The Howell public school's First World War roll of honour is now at the Sports and Recreation Club in nearby Tingha. The court records of Howell were not lost in the courthouse fire of 1915, and are kept in the State Archives of New South Wales.

== Contamination and environmental impact ==
A legacy of mining is the contaminated Conrad mine site, and consequent contamination of Borah Creek, downstream of the Conrad mine site, and Maid's Creek, downstream of its confluence with Borah Creek. That contamination is exacerbated by the presence of insoluble arsenic compounds, as well as the metallic and acid contamination that can be expected from a base metal mine site.

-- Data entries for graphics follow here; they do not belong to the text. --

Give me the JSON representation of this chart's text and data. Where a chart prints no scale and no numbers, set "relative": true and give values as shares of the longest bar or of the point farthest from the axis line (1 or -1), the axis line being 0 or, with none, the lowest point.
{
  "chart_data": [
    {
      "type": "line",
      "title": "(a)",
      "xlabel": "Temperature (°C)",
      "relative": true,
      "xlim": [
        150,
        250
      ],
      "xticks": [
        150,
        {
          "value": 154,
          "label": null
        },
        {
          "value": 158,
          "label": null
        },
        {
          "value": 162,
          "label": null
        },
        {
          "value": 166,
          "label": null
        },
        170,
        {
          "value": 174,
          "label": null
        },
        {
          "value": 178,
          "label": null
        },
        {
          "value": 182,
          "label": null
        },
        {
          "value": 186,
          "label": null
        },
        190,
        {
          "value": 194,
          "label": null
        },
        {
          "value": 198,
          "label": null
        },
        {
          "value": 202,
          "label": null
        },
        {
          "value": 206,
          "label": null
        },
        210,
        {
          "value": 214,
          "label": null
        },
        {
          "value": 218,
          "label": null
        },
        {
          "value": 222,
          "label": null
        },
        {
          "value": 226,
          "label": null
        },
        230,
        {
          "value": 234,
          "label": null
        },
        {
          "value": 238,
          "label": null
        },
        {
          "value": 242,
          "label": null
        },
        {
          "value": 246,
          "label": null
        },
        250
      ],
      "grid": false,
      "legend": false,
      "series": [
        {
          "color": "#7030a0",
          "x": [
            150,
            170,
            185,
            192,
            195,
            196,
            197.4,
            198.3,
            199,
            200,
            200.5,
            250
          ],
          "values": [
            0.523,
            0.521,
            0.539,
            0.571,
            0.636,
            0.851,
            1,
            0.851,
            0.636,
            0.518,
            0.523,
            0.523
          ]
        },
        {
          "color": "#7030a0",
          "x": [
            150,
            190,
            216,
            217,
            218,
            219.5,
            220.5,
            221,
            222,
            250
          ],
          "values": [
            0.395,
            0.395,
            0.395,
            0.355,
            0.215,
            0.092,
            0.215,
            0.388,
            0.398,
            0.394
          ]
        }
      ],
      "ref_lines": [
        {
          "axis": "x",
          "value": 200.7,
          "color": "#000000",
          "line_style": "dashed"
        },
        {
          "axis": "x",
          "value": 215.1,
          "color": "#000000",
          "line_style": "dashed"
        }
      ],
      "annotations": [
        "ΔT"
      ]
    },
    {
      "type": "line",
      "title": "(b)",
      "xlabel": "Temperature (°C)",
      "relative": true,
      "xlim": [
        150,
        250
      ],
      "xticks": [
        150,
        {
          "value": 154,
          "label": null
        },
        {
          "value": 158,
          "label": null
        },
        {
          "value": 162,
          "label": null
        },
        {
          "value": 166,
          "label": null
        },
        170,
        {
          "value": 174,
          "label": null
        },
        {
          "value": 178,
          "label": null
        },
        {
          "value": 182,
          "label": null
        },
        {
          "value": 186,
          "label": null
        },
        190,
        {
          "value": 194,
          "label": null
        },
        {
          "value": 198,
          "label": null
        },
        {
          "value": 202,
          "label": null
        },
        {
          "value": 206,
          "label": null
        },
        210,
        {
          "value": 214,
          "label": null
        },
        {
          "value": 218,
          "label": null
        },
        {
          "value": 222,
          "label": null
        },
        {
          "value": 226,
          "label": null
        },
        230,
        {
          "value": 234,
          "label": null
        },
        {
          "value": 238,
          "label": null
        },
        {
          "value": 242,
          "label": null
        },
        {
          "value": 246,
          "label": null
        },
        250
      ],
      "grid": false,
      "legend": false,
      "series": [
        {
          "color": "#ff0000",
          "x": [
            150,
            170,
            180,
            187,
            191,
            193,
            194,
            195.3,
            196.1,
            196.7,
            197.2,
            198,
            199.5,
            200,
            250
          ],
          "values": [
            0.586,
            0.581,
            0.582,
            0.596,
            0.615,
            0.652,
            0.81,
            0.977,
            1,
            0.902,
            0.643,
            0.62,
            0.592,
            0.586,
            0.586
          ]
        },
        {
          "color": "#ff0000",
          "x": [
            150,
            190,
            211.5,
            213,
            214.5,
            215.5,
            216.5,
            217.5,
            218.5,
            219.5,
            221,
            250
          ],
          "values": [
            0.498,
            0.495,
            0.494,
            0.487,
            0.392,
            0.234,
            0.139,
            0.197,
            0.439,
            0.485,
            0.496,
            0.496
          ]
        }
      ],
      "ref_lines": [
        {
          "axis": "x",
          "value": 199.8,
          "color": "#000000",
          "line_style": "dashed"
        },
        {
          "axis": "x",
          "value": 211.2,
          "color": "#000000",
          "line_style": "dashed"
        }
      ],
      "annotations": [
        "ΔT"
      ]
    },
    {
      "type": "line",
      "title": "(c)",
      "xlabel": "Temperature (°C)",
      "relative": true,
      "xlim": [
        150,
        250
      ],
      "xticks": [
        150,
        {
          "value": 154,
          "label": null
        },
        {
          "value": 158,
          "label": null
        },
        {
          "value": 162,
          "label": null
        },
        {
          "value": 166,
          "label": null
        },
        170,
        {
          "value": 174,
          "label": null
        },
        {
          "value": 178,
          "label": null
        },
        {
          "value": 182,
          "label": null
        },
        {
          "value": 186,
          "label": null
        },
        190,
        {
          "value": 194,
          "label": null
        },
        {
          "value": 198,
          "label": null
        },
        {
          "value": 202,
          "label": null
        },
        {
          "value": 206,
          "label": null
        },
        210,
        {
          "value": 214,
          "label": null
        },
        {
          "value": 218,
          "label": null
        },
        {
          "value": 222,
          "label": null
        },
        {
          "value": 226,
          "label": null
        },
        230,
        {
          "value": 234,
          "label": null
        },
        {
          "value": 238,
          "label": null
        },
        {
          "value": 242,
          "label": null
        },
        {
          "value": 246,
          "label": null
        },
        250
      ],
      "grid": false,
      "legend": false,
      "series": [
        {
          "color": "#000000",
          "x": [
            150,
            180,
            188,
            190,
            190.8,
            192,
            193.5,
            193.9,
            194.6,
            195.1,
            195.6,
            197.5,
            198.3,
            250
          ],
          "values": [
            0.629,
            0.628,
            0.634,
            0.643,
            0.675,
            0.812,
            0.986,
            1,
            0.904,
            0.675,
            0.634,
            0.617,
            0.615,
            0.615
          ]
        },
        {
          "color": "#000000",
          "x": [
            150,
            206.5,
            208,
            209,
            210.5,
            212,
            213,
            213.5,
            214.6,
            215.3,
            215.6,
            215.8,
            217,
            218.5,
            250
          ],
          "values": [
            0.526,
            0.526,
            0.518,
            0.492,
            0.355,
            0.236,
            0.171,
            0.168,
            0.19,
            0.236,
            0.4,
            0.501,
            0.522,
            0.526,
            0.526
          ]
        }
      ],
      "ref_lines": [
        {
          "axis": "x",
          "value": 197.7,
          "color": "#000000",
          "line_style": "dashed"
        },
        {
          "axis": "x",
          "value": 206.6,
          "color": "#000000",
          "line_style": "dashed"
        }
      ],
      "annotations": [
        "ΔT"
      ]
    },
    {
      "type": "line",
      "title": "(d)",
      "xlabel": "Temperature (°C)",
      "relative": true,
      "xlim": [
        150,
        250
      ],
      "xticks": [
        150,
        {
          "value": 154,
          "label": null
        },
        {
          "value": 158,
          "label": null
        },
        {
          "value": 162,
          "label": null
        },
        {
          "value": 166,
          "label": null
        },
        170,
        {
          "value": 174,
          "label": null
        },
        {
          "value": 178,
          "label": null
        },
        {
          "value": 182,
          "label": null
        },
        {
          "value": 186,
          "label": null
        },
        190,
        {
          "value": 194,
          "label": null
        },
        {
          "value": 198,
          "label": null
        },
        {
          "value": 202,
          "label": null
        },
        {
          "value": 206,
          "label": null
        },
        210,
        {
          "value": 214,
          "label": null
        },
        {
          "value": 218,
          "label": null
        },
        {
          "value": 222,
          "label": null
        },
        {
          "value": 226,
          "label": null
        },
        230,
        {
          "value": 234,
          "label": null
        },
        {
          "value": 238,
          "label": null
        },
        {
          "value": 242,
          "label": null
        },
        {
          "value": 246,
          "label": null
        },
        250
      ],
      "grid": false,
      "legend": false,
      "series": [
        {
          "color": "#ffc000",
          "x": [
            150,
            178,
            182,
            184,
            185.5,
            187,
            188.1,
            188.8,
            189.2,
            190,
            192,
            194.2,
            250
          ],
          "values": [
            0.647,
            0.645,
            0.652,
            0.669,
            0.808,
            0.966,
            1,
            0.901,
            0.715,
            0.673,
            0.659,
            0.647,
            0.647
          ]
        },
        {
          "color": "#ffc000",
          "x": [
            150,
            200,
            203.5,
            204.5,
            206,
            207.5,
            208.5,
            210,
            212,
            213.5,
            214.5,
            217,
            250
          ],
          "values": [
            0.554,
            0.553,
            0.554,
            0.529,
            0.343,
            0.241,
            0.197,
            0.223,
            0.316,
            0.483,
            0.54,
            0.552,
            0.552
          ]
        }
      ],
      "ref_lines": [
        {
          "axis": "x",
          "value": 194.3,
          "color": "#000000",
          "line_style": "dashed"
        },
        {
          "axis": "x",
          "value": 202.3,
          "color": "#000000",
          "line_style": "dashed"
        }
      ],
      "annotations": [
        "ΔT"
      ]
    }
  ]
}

In October 1913, soon after the Conrad mine closed, a resident of Copeton noted that pollution from the mine site was affecting the water quality in the Gwydir River, killing fish in the river for five miles below the confluence of Maids Creek. It had been identified, as early as 1922, that water from the Conrad mine contained dangerous levels of arsenic and needed careful handling. Significant environmental impacts from the site were identified during the 1970s.

Despite remediation work and capping of tailings dumps being carried out, the creek water and sediments were highly contaminated, in 2017—exceeding guidelines, both onsite and downstream of the mine—by contaminants carried in mine water flow and leachate from tailings dumps. Both creeks are part of the catchment of Copeton Dam, but fortunately there is little effect on the dam's water quality. The mine site is managed under the Legacy Mines program of NSW Resources. Off-site environmental impacts make the site one of the highest-risk sites in the Derelict Mines Program database.